Could they have been EXAR function generators? Unlike Signetics and National they're still in business:

<http://www.exar.com/communications/timing/voltage-controlled-oscillator-vco/xr2209>

Mike N2MS
----- Original Message -----
From: Jay Coward <jcoward5452 at aol.com>
To: kgordon2006 at frontier.com, dennis monticelli <dennis.monticelli at gmail.com>
Cc: Arc5 at mailman.qth.net
Sent: Thu, 23 May 2013 23:20:05 -0000 (UTC)
Subject: Re: [ARC5] Visual alignment of BC-454


There were some function generator chips back in the eight's I used for ramp and pulse generation Can't remember the manufactuer but may have been Signetics and National semi. I would use these to make a voltage ramp for an analog voltage to current driver for YIG microwave oscillators to make "cheap" swept signal sources for production line use at Avantek, I would  set up a 0-10V ramp with a very short fall time. the simultanious pulse out was available and the short downward pulse I would offset to give a negative -3V pulse which I fed to the scope's Z input and that would blank the scope's retrace.
 These chips are pretty handy and one could easily breadboard into a handy bit of test gear.
 My $.02, YMMV. etc.
 Jay KE6PPF


-----Original Message-----
From: Kenneth G. Gordon <kgordon2006 at frontier.com>
To: Dennis Monticelli <dennis.monticelli at gmail.com>
Cc: Arc5 <Arc5 at mailman.qth.net>
Sent: Thu, May 23, 2013 12:51 pm
Subject: Re: [ARC5] Visual alignment of BC-454


On 23 May 2013 at 9:36, Dennis Monticelli wrote:

> Ken,
> 
> To be more clear:  The asymmetry to which I was referring was the the
> freqeuency hump in the passband, not the asymmetry of the retrace.

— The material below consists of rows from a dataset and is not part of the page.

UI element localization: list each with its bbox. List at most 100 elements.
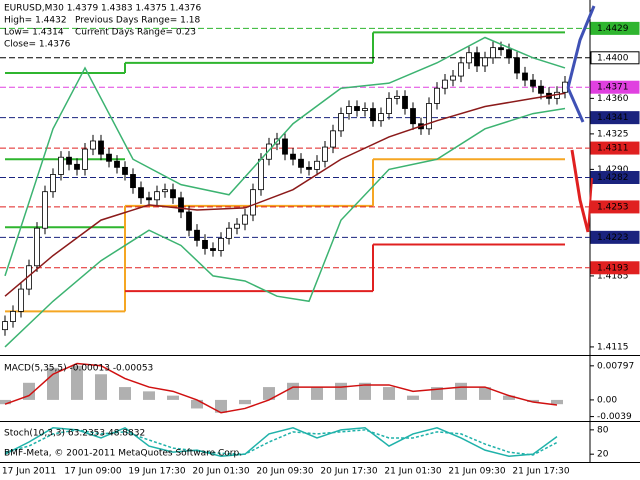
low-info: Low= 1.4314 [4,28,64,38]
candle-body [90,140,96,150]
candle-body [242,214,248,225]
candle-body [458,62,464,77]
price-box-label: 1.4341 [597,113,629,123]
candle-body [122,166,128,175]
forecast-arrow [566,87,585,123]
copyright: BMF-Meta, © 2001-2011 MetaQuotes Softwar… [4,449,242,459]
macd-bar [287,382,299,400]
candle-body [474,52,480,67]
y-tick-label: 20 [597,450,609,460]
forecast-arrow [587,177,593,233]
price-box-label: 1.4311 [597,144,629,154]
macd-bar [479,387,491,400]
plot-layer: 1.4360 1.4325 1.4290 1.4185 1.4115 1.4429 1.44… [0,21,640,477]
candle-body [74,163,80,170]
candle-body [490,47,496,59]
candle-body [346,106,352,114]
candle-body [442,79,448,89]
stoch-line [4,426,558,457]
macd-bar [263,387,275,400]
macd-bar [407,395,419,400]
x-tick-label: 19 Jun 17:30 [128,467,185,477]
candle-body [114,160,120,168]
macd-bar [527,399,539,403]
candle-body [154,191,160,201]
price-box [590,171,640,184]
indicator-line [4,107,566,348]
candle-body [538,85,544,94]
macd-bar [431,387,443,400]
candle-body [58,156,64,175]
candle-body [482,57,488,67]
candle-body [138,187,144,199]
candle-body [218,237,224,251]
macd-bar [503,395,515,400]
candle-body [170,189,176,199]
prev-range-info: Previous Days Range= 1.18 [75,16,200,26]
candle-body [322,146,328,162]
candle-body [450,75,456,81]
cur-range-info: Current Days Range= 0.23 [75,28,196,38]
candle-body [106,153,112,162]
y-tick-label: -0.0039 [597,412,632,422]
macd-bar [335,382,347,400]
candle-body [162,189,168,193]
candle-body [250,189,256,216]
candle-body [18,288,24,312]
y-tick-label: 0.00 [597,395,617,405]
macd-bar [551,399,563,405]
candle-body [434,87,440,104]
y-tick-label: 1.4325 [597,129,629,139]
x-tick-label: 21 Jun 01:30 [384,467,441,477]
y-tick-label: 0.00797 [597,361,634,371]
macd-bar [47,367,59,400]
macd-title: MACD(5,35,5) -0.00013 -0.00053 [4,364,153,374]
x-tick-label: 21 Jun 09:30 [448,467,505,477]
stoch-title: Stoch(10,3,3) 63.2353 48.8832 [4,429,145,439]
price-box-label: 1.4400 [597,53,629,63]
x-tick-label: 17 Jun 2011 [2,467,56,477]
macd-bar [311,387,323,400]
candle-body [394,95,400,99]
x-tick-label: 21 Jun 17:30 [512,467,569,477]
candle-body [194,229,200,241]
candle-body [146,197,152,201]
stoch-line [4,429,558,456]
candle-body [186,211,192,231]
candle-body [466,52,472,64]
candle-body [290,153,296,160]
candle-body [370,108,376,122]
candle-body [506,49,512,59]
candle-body [386,97,392,114]
high-info: High= 1.4432 [4,16,67,26]
x-tick-label: 20 Jun 01:30 [192,467,249,477]
candle-body [226,227,232,239]
indicator-line [4,36,566,277]
macd-bar [455,382,467,400]
price-box [590,200,640,214]
candle-body [266,143,272,160]
y-tick-label: 1.4185 [597,271,629,281]
macd-bar [119,387,131,400]
macd-bar [71,365,83,400]
candle-body [42,191,48,229]
candle-body [338,113,344,132]
macd-bar [95,374,107,400]
forecast-arrow [566,5,596,89]
candle-body [82,148,88,170]
candle-body [362,108,368,111]
price-box [590,51,640,65]
candle-body [530,79,536,87]
x-tick-label: 20 Jun 17:30 [320,467,377,477]
macd-bar [191,399,203,409]
candle-body [514,57,520,74]
candle-body [306,166,312,170]
candle-body [234,223,240,229]
x-tick-label: 17 Jun 09:00 [64,467,121,477]
close-info: Close= 1.4376 [4,40,71,50]
candle-body [314,160,320,170]
y-tick-label: 1.4360 [597,94,629,104]
x-tick-label: 20 Jun 09:30 [256,467,313,477]
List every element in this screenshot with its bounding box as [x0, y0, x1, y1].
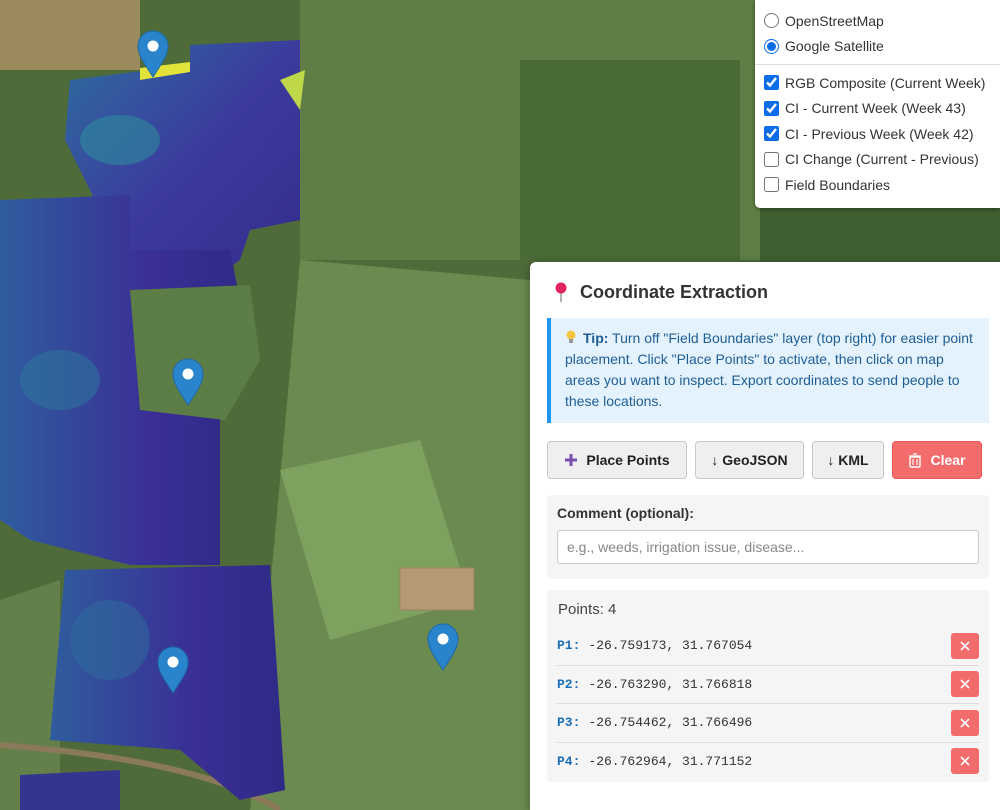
- points-box: Points: 4 P1: -26.759173, 31.767054 P2: -26…: [547, 590, 989, 782]
- layer-checkbox[interactable]: [764, 100, 779, 116]
- button-row: Place Points ↓ GeoJSON ↓ KML Clear: [547, 441, 989, 479]
- layer-option[interactable]: Field Boundaries: [763, 172, 992, 198]
- comment-box: Comment (optional): e.g., weeds, irrigat…: [547, 495, 989, 579]
- layer-label: Field Boundaries: [785, 176, 891, 193]
- point-coords: -26.759173, 31.767054: [588, 638, 753, 654]
- pin-icon: [555, 282, 567, 302]
- points-count: 4: [608, 601, 617, 618]
- coordinate-panel: Coordinate Extraction Tip: Turn off "Fie…: [530, 262, 1000, 810]
- title-text: Coordinate Extraction: [580, 281, 769, 302]
- layer-label: CI Change (Current - Previous): [785, 151, 979, 168]
- point-label: P1:: [557, 638, 581, 654]
- point-coords: -26.763290, 31.766818: [588, 676, 753, 692]
- point-list: P1: -26.759173, 31.767054 P2: -26.763290, 3…: [557, 627, 979, 780]
- layer-checkbox[interactable]: [764, 126, 779, 142]
- delete-icon: [960, 756, 970, 766]
- button-icon: [565, 453, 578, 466]
- base-layers: OpenStreetMap Google Satellite: [763, 8, 992, 59]
- layer-checkbox[interactable]: [764, 177, 779, 193]
- point-row: P4: -26.762964, 31.771152: [557, 741, 979, 781]
- points-label: Points:: [558, 601, 604, 618]
- delete-icon: [960, 718, 970, 728]
- layer-option[interactable]: RGB Composite (Current Week): [763, 70, 992, 96]
- tip-box: Tip: Turn off "Field Boundaries" layer (…: [547, 318, 989, 423]
- button[interactable]: Place Points: [547, 441, 687, 479]
- layer-option[interactable]: CI Change (Current - Previous): [763, 147, 992, 173]
- point-coords: -26.754462, 31.766496: [588, 715, 753, 731]
- layer-label: CI - Current Week (Week 43): [785, 100, 966, 117]
- points-header: Points: 4: [558, 601, 979, 618]
- point-label: P2:: [557, 676, 581, 692]
- comment-input[interactable]: e.g., weeds, irrigation issue, disease..…: [557, 530, 979, 564]
- button[interactable]: ↓ KML: [812, 441, 884, 479]
- layer-label: OpenStreetMap: [785, 12, 884, 29]
- button[interactable]: ↓ GeoJSON: [695, 441, 804, 479]
- layer-radio[interactable]: [764, 38, 779, 54]
- layer-label: Google Satellite: [785, 38, 884, 55]
- layer-label: CI - Previous Week (Week 42): [785, 125, 974, 142]
- layer-option[interactable]: CI - Previous Week (Week 42): [763, 121, 992, 147]
- point-label: P4:: [557, 753, 581, 769]
- point-row: P1: -26.759173, 31.767054: [557, 627, 979, 665]
- button[interactable]: Clear: [892, 441, 982, 479]
- button-icon: [909, 452, 922, 468]
- point-label: P3:: [557, 715, 581, 731]
- layer-checkbox[interactable]: [764, 75, 779, 91]
- layer-checkbox[interactable]: [764, 151, 779, 167]
- point-coords: -26.762964, 31.771152: [588, 753, 753, 769]
- layer-radio[interactable]: [764, 13, 779, 29]
- point-row: P3: -26.754462, 31.766496: [557, 703, 979, 742]
- tip-text: Turn off "Field Boundaries" layer (top r…: [565, 330, 973, 409]
- button-label: ↓ KML: [827, 452, 869, 468]
- button-label: ↓ GeoJSON: [711, 452, 788, 468]
- bulb-icon: [566, 330, 576, 343]
- panel-title: Coordinate Extraction: [547, 277, 989, 307]
- button-label: Place Points: [586, 452, 670, 468]
- button-label: Clear: [930, 452, 966, 468]
- layer-label: RGB Composite (Current Week): [785, 74, 986, 91]
- point-row: P2: -26.763290, 31.766818: [557, 664, 979, 704]
- delete-icon: [960, 641, 970, 651]
- delete-button[interactable]: [951, 632, 979, 659]
- separator: [755, 64, 1000, 65]
- tip-label: Tip:: [583, 330, 609, 346]
- delete-button[interactable]: [951, 748, 979, 775]
- layer-option[interactable]: OpenStreetMap: [763, 8, 992, 34]
- delete-icon: [960, 679, 970, 689]
- comment-label: Comment (optional):: [557, 505, 694, 521]
- delete-button[interactable]: [951, 709, 979, 736]
- layer-control: OpenStreetMap Google Satellite RGB Compos…: [755, 0, 1000, 208]
- delete-button[interactable]: [951, 671, 979, 698]
- overlay-layers: RGB Composite (Current Week) CI - Current…: [763, 70, 992, 198]
- layer-option[interactable]: CI - Current Week (Week 43): [763, 96, 992, 122]
- layer-option[interactable]: Google Satellite: [763, 34, 992, 60]
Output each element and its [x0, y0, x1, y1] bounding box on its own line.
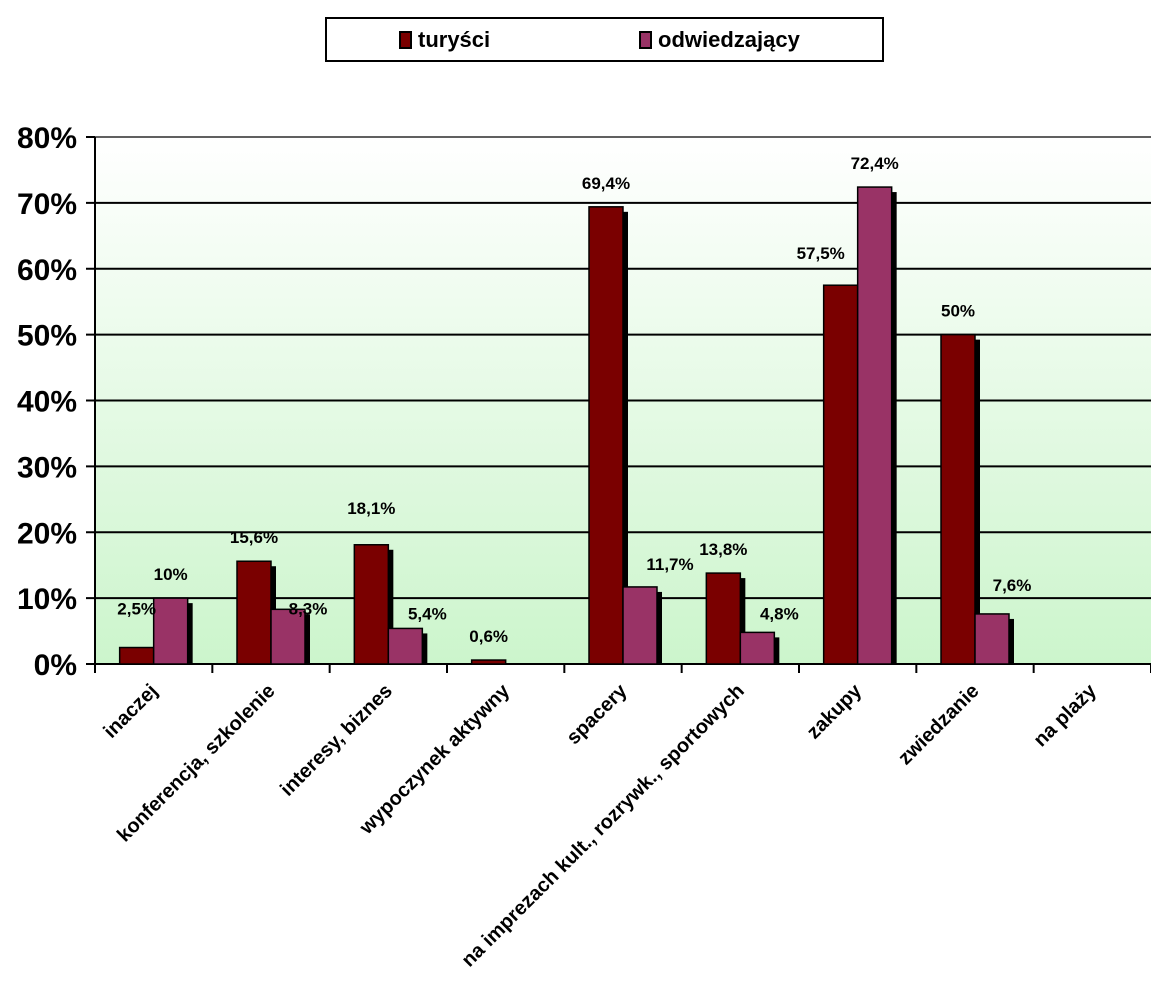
data-label: 13,8% — [699, 540, 747, 559]
y-tick-label: 10% — [17, 583, 77, 616]
data-label: 15,6% — [230, 528, 278, 547]
x-category-label: interesy, biznes — [276, 680, 397, 801]
legend-item-turysci: turyści — [399, 27, 490, 53]
bar-turysci — [470, 659, 507, 665]
data-label: 57,5% — [797, 244, 845, 263]
x-category-label: inaczej — [99, 680, 162, 743]
bar-turysci — [588, 206, 624, 665]
x-category-label: zakupy — [803, 679, 867, 743]
bar-turysci — [118, 646, 155, 665]
bar-odwiedzajacy — [387, 627, 424, 665]
bar-odwiedzajacy — [152, 597, 189, 665]
y-tick-label: 70% — [17, 188, 77, 221]
data-label: 4,8% — [760, 604, 799, 623]
legend-item-odwiedzajacy: odwiedzający — [639, 27, 800, 53]
y-tick-label: 30% — [17, 451, 77, 484]
bar-odwiedzajacy — [974, 613, 1010, 665]
legend-swatch-turysci — [399, 31, 412, 49]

Yes. I figured that out, thanks.
 
> Ian is right in stating that the retrace should look like a mirror
> image of the forward trace.  Something is going non-linear during the
> retrace.  I think that is a separate issue from the passband hump.

Well, IMHO, IFF the sweep is REALLY a ramp or true sawtooth, rather than 
a triangle, the retrace should show essentially a very weak straight line.

A triangle wave or a sine wave would show two traces, one the mirror-image 
of the other.

My sweep output is almost a ramp. The return-to-zero end is NOT a vertical 
line. It a quite finite, and then some, return to zero. 

And the ramp itself is not straight either. In fact, the slower the sweeps, the 
more curved the ramp actually is. 

As I said, in order to get what is really there, I need a much better 
ramp-generator...one with almost instant return-to-zero, and with a truly 
linear ramp.

I am investigating various circuit diagrams.